Die Stichworte Fatah, Schwarzer September, München 1972, Entebbe, Hamas oder Hisbollah kommen bei Walt und Mearsheimer so gut wie gar nicht vor. Benny Morris hat nachgewiesen, daß Israel in der zweiten Intifada bemüht war, zivile Opfer möglichst zu vermeiden. Arabische Angriffe auf Israelis forderten doppelt so viele Menschenleben unter der Zivilbevölkerung.

Überdies wimmelt es in ihrer Analyse geradezu von Sachfehlern. So verwechseln sie das israelische Rückkehrrecht mit dem Recht auf Erwerb der Staatsbürgerschaft und behaupten, Israels "Blutgesetze" ließen nicht zu, daß Nicht-Juden israelische Staatsbürger werden. In Wirklichkeit machen Muslime und andere Nicht-Juden ein Viertel der israelischen Staatsbürger aus.

Auch das sogenannte "jüdische" Geld ist keine monolithische Komponente der US-amerikanischen Politik. George Soros und Jack Rosen spenden große Summen an jüdische Organisationen, stehen aber an entgegengesetzten Enden des politischen Spektrums. Tendenziell hat das "jüdische" Geld stets eher die Demokraten als die Republikaner unterstützt - trotzdem hatte während 44 der letzten 56 Jahre ein Republikaner im Weißen Haus das Sagen.

Noch unerträglicher ist der Vorwurf, Unterstützer der "Lobby" hätten geteilte Loyalitäten und schadeten den US-Interessen. Foxman entlarvt ihn als die tödlichste Lüge von allen. Genauso wie alle anderen Ethnien verteilen sich auch die amerikanischen Juden über das gesamte politische Spektrum. Die Senatoren Joe Liebermann und Russ Feingold zum Beispiel sind beide jüdischer Abstammung - der eine gilt als Falke, der andere als entschiedener Kritiker Israels.

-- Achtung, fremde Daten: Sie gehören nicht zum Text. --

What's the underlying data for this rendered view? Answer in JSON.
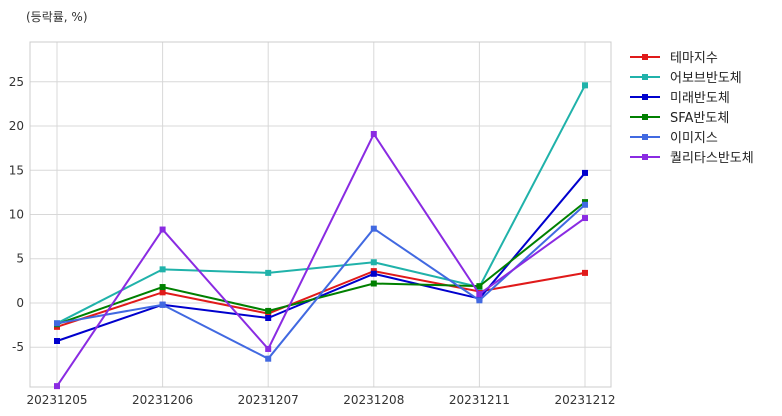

Des weiteren ist Foxman zuzustimmen, wenn er Walt und Mearsheimer - was immer ihre Absichten gewesen sein mögen - mangelnde Sensibilität vorwirft. Die beiden hätten wissen und bedenken müssen, daß die Mär von einer jüdischen Verschwörung, die Weltpolitik zu steuern, eine lange, unselige Geschichte hat. Der "Lobby" rechnen sie nicht nur echte Lobbyorganisationen wie Aipac zu, das die Interessen der israelischen Regierungspartei Likud in den USA vertritt, sondern auch Medien, Universitäten, einflußreiche Intellektuelle, Kirchen und so weiter. Diese Behauptung ist nicht nur unrichtig - in US-Universitäten gibt es viele Israel-Kritiker -, sondern sie vermittelt das Bild eines unterirdischen Netzwerks, das Amerika insgeheim beherrscht. Vielen Nicht-Amerikanern erscheint es sowieso unbegreiflich, daß ein Einfaltspinsel wie George W. Bush zum zweiten Mal zum Präsidenten gewählt wurde - eine solche Argumentation nährt erst recht den Verdacht derjenigen, die schon immer an eine zionistische Kabale glaubten.

 

Prof. Dr. Elliot Neaman lehrt Neuere europäische Geschichte an der University of San Francisco.

 

Abraham H. Foxman, The Deadliest Lies - The Israel Lobby and the Myth of Jewish. Control. Palgrave Macmillan Verlag, New York 2007, gebunden, 257 Seiten, 17 Euro.

Abraham H. Foxman, Jahrgang 1940, ist Direktor der US--amerikanischen Anti-Defamation League (ADL) und bekannt als eine der weltweit führenden Persönlichkeiten im Kampf gegen Antisemitismus.